Marc Chamberland - Carleton University
Abstract: Positron emission tomography (PET) imaging suffers from artifacts caused by patient body motion. We propose a method of tracking three-dimensional (3D) patient body motion during dynamic PET imaging by placing low-activity positron-emitting markers on a patient and using a tracking algorithm to extract the 3D motion information from the raw list-mode PET data. This information can then be used to perform motion correction on the raw list-mode data. Monte Carlo techniques were used to simulate a 92.5-kBq Na-22 marker moving sinusoidally in 3D. The simulated events were combined with list-mode data from patients undergoing cardiac PET imaging in order to test the algorithm. In experimental studies, three external Na-22 markers were placed on a dynamic torso phantom with an initial activity of approximately 680 MBq of Rb-82 in its cardiac insert.
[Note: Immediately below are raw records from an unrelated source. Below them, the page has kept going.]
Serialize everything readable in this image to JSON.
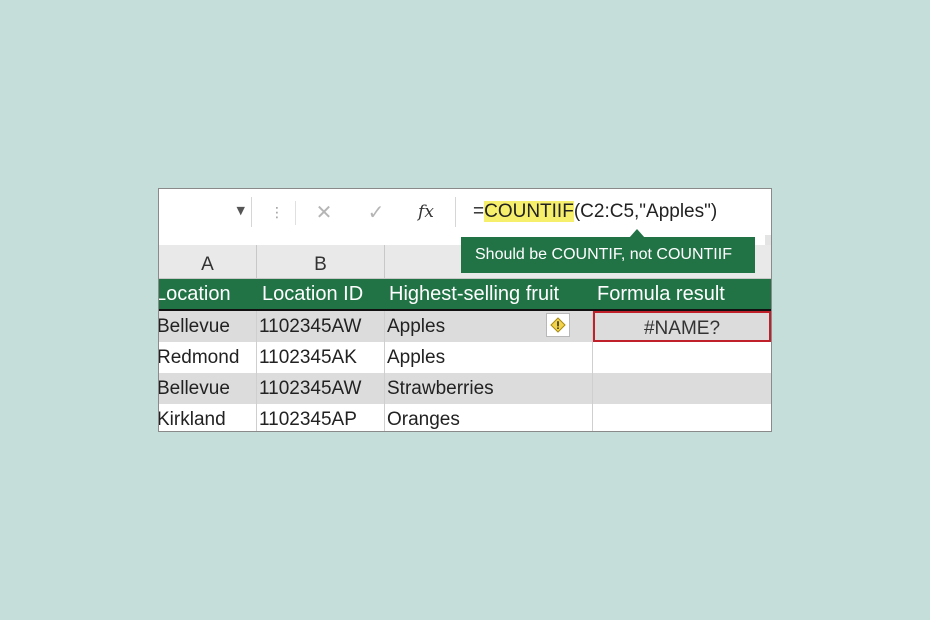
{
  "formula_bar": {
    "dots": "⋮",
    "cancel": "✕",
    "enter": "✓",
    "fx": "fx",
    "formula_prefix": "=",
    "formula_fn": "COUNTIIF",
    "formula_args": "(C2:C5,\"Apples\")"
  },
  "tooltip": {
    "text": "Should be COUNTIF, not COUNTIIF"
  },
  "column_letters": [
    "A",
    "B"
  ],
  "table": {
    "headers": [
      "Location",
      "Location ID",
      "Highest-selling fruit",
      "Formula result"
    ],
    "rows": [
      [
        "Bellevue",
        "1102345AW",
        "Apples",
        "#NAME?"
      ],
      [
        "Redmond",
        "1102345AK",
        "Apples",
        ""
      ],
      [
        "Bellevue",
        "1102345AW",
        "Strawberries",
        ""
      ],
      [
        "Kirkland",
        "1102345AP",
        "Oranges",
        ""
      ]
    ]
  },
  "colors": {
    "background": "#c5deda",
    "excel_green": "#217346",
    "error_border": "#c0202a",
    "highlight": "#f6ef6c"
  },
  "icons": {
    "warning": "warning-diamond-icon",
    "cancel": "close-icon",
    "enter": "check-icon"
  }
}
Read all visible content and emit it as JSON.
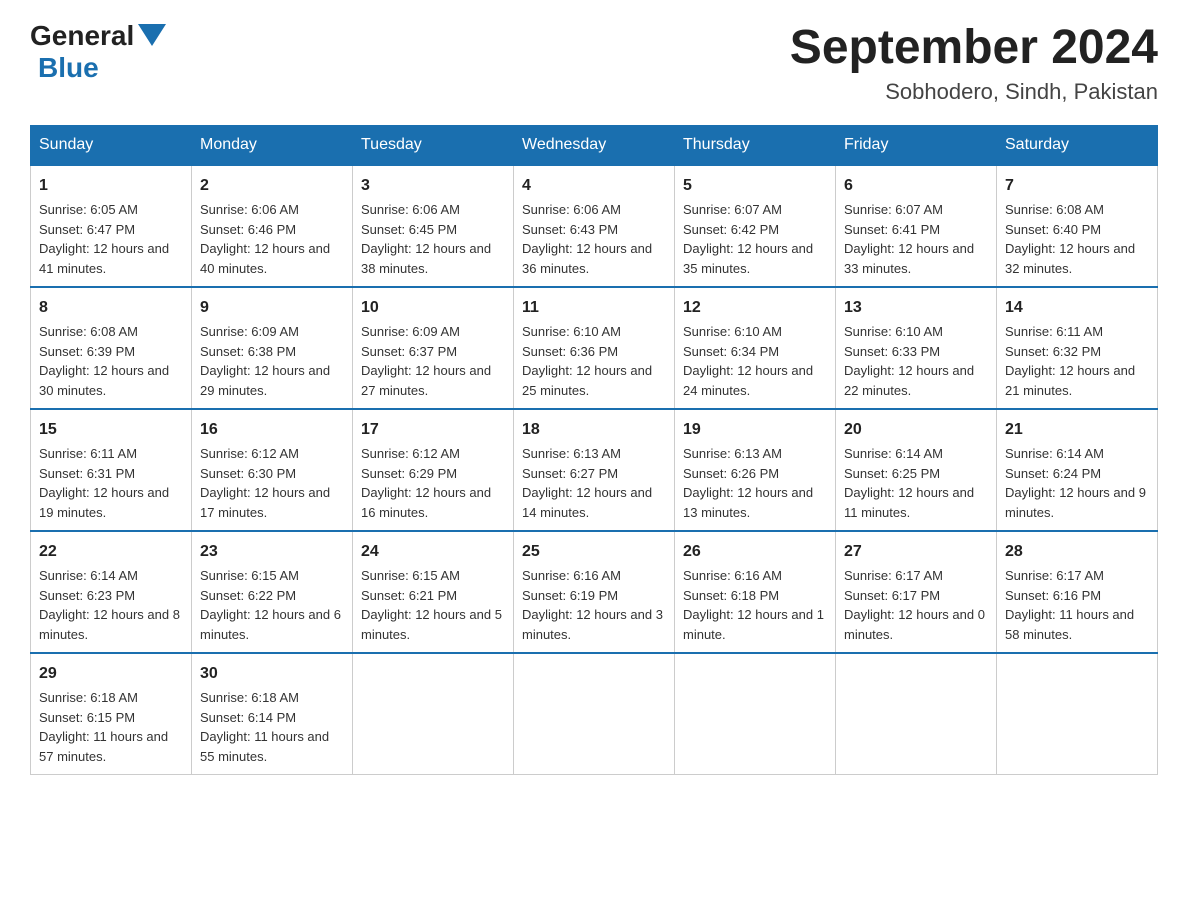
{
  "logo": {
    "general": "General",
    "blue": "Blue"
  },
  "title": "September 2024",
  "location": "Sobhodero, Sindh, Pakistan",
  "days_of_week": [
    "Sunday",
    "Monday",
    "Tuesday",
    "Wednesday",
    "Thursday",
    "Friday",
    "Saturday"
  ],
  "weeks": [
    [
      {
        "day": "1",
        "sunrise": "6:05 AM",
        "sunset": "6:47 PM",
        "daylight": "12 hours and 41 minutes."
      },
      {
        "day": "2",
        "sunrise": "6:06 AM",
        "sunset": "6:46 PM",
        "daylight": "12 hours and 40 minutes."
      },
      {
        "day": "3",
        "sunrise": "6:06 AM",
        "sunset": "6:45 PM",
        "daylight": "12 hours and 38 minutes."
      },
      {
        "day": "4",
        "sunrise": "6:06 AM",
        "sunset": "6:43 PM",
        "daylight": "12 hours and 36 minutes."
      },
      {
        "day": "5",
        "sunrise": "6:07 AM",
        "sunset": "6:42 PM",
        "daylight": "12 hours and 35 minutes."
      },
      {
        "day": "6",
        "sunrise": "6:07 AM",
        "sunset": "6:41 PM",
        "daylight": "12 hours and 33 minutes."
      },
      {
        "day": "7",
        "sunrise": "6:08 AM",
        "sunset": "6:40 PM",
        "daylight": "12 hours and 32 minutes."
      }
    ],
    [
      {
        "day": "8",
        "sunrise": "6:08 AM",
        "sunset": "6:39 PM",
        "daylight": "12 hours and 30 minutes."
      },
      {
        "day": "9",
        "sunrise": "6:09 AM",
        "sunset": "6:38 PM",
        "daylight": "12 hours and 29 minutes."
      },
      {
        "day": "10",
        "sunrise": "6:09 AM",
        "sunset": "6:37 PM",
        "daylight": "12 hours and 27 minutes."
      },
      {
        "day": "11",
        "sunrise": "6:10 AM",
        "sunset": "6:36 PM",
        "daylight": "12 hours and 25 minutes."
      },
      {
        "day": "12",
        "sunrise": "6:10 AM",
        "sunset": "6:34 PM",
        "daylight": "12 hours and 24 minutes."
      },
      {
        "day": "13",
        "sunrise": "6:10 AM",
        "sunset": "6:33 PM",
        "daylight": "12 hours and 22 minutes."
      },
      {
        "day": "14",
        "sunrise": "6:11 AM",
        "sunset": "6:32 PM",
        "daylight": "12 hours and 21 minutes."
      }
    ],
    [
      {
        "day": "15",
        "sunrise": "6:11 AM",
        "sunset": "6:31 PM",
        "daylight": "12 hours and 19 minutes."
      },
      {
        "day": "16",
        "sunrise": "6:12 AM",
        "sunset": "6:30 PM",
        "daylight": "12 hours and 17 minutes."
      },
      {
        "day": "17",
        "sunrise": "6:12 AM",
        "sunset": "6:29 PM",
        "daylight": "12 hours and 16 minutes."
      },
      {
        "day": "18",
        "sunrise": "6:13 AM",
        "sunset": "6:27 PM",
        "daylight": "12 hours and 14 minutes."
      },
      {
        "day": "19",
        "sunrise": "6:13 AM",
        "sunset": "6:26 PM",
        "daylight": "12 hours and 13 minutes."
      },
      {
        "day": "20",
        "sunrise": "6:14 AM",
        "sunset": "6:25 PM",
        "daylight": "12 hours and 11 minutes."
      },
      {
        "day": "21",
        "sunrise": "6:14 AM",
        "sunset": "6:24 PM",
        "daylight": "12 hours and 9 minutes."
      }
    ],
    [
      {
        "day": "22",
        "sunrise": "6:14 AM",
        "sunset": "6:23 PM",
        "daylight": "12 hours and 8 minutes."
      },
      {
        "day": "23",
        "sunrise": "6:15 AM",
        "sunset": "6:22 PM",
        "daylight": "12 hours and 6 minutes."
      },
      {
        "day": "24",
        "sunrise": "6:15 AM",
        "sunset": "6:21 PM",
        "daylight": "12 hours and 5 minutes."
      },
      {
        "day": "25",
        "sunrise": "6:16 AM",
        "sunset": "6:19 PM",
        "daylight": "12 hours and 3 minutes."
      },
      {
        "day": "26",
        "sunrise": "6:16 AM",
        "sunset": "6:18 PM",
        "daylight": "12 hours and 1 minute."
      },
      {
        "day": "27",
        "sunrise": "6:17 AM",
        "sunset": "6:17 PM",
        "daylight": "12 hours and 0 minutes."
      },
      {
        "day": "28",
        "sunrise": "6:17 AM",
        "sunset": "6:16 PM",
        "daylight": "11 hours and 58 minutes."
      }
    ],
    [
      {
        "day": "29",
        "sunrise": "6:18 AM",
        "sunset": "6:15 PM",
        "daylight": "11 hours and 57 minutes."
      },
      {
        "day": "30",
        "sunrise": "6:18 AM",
        "sunset": "6:14 PM",
        "daylight": "11 hours and 55 minutes."
      },
      null,
      null,
      null,
      null,
      null
    ]
  ]
}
We tracked the motion of those markers while simulating breathing motion and patient drift with the phantom.  Results show that the tracking can achieve submillimetre precision and accuracy. In addition, the motion information was used to correct the raw list-mode data. Reconstructed images showed no perceivable translational motion compared to the original non-motion-corrected images. We conclude that this technique can potentially replace the need for additional and expensive respiratory-motion/triggering systems used for respiratory-gated or motion-free PET image reconstruction.

2.       "X-ray scatter imaging:  Cross sections, collimation, and signal extraction"
Paul Johns - Carleton University
Abstract: In diagnostic radiology, scattered photons comprise up to 90% of the radiation downstream of the patient and can provide useful information above and beyond that provided by the transmitted primary x rays.  Our development work on x-ray scatter imaging will be described.  First, since coherent scatter cross sections are too complicated to calculate, we have measured them for some normal tissues and phantom materials using an energy-dispersive system.  Second, step-and-shoot scatter imaging using multiple pencil beams has been demonstrated using 33.2 keV x rays at the Canadian Light Source synchrotron.  Collimation design options range from scanning a single pencil beam in tandem with a pixelated scatter detector over the patient, which is prohibitively slow but which captures all scatter information unambiguously, to multibeam geometries which speed acquisition but are reliant on pattern untangling algorithms since the diffraction ring patterns overlap.  These innovations in radiography are applicable both in medicine and in industrial nondestructive testing, security imaging, and other areas.